Le 25 janvier 1971, le général Idi Amin Dada accède au pouvoir en Ouganda à la suite d’un coup d’État contre le régime du président Milton Obote. Dès 1972, il décide de chasser du pays les près de 80 000 Indiens qui détenaient les deux tiers de l’économie ougandaise, précipitant ainsi son pays dans une crise sans précédent.
Dès son arrivée au pouvoir, Idi Amin s’auto-proclame « Président à vie, maître suprême des mammifères terrestres et maritimes ». Il est l’auteur de la phrase : « Je peux garantir la liberté d’expression, mais je ne peux pas garantir la liberté après l’expression ». Il va régner sans partage. Du haut de ses 1,97 m, il impose la crainte.

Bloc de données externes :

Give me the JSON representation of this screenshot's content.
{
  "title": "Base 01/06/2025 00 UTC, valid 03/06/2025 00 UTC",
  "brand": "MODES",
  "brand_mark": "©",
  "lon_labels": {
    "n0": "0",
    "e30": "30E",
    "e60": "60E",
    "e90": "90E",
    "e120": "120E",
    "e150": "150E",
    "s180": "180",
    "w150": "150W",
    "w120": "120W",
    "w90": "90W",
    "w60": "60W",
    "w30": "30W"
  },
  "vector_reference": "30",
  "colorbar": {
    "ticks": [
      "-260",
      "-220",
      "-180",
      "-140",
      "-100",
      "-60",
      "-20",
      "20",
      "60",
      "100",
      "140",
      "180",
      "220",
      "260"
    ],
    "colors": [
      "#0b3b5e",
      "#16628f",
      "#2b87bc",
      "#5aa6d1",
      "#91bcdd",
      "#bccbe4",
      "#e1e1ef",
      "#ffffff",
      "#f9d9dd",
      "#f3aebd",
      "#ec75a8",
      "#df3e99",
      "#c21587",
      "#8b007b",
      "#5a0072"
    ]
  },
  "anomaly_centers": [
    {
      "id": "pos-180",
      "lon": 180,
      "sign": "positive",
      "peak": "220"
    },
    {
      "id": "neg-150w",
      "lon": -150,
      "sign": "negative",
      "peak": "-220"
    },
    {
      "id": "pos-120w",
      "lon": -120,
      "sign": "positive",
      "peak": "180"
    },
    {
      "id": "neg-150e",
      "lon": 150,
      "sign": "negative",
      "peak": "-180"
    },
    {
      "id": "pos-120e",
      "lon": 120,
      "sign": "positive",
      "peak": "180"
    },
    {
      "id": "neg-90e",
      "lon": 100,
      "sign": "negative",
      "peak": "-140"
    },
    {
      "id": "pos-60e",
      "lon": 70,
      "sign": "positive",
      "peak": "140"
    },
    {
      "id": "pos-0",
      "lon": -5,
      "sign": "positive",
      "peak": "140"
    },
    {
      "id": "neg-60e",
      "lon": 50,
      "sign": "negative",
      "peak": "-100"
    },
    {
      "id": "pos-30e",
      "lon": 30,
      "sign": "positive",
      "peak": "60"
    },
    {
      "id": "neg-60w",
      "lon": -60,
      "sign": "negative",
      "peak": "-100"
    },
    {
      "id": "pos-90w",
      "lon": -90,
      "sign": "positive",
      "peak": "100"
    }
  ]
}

Les rapides de la rivière de Bujagali, un bras du Nil blanc tristement célèbre, ont englouti des milliers de corps d’opposants à son régime. « Marcher le long du Nil quand j’étais enfant était vraiment effrayant », raconte le journaliste David Moukholi. « On craignait à tout moment d’apercevoir un cadavre. On apercevait des corps criblés de balles. Bujagali était l’endroit où l’on jetait les corps des personnes tuées par Idi Amin. Il y avait des camions qui venaient jeter les corps dans la rivière », poursuit-il.
Selon un rapport, près de 300 000 personnes ont été tuées pendant ses huit ans au pouvoir. Pour compléter le tableau, disons qu’Idi Amin fait certainement partie de la liste des pires dictateurs de l’histoire du continent africain.
Parmi ses mesures les plus folles, il y a la signature, en août 1972, d’un décret donnant 90 jours aux Asiatiques de nationalité britannique pour quitter le territoire ougandais en emportant le strict minimum. En dépit de la pression internationale, Idi Amin va décider de maintenir sa décision, qui fut dans un premier temps applaudie par son peuple.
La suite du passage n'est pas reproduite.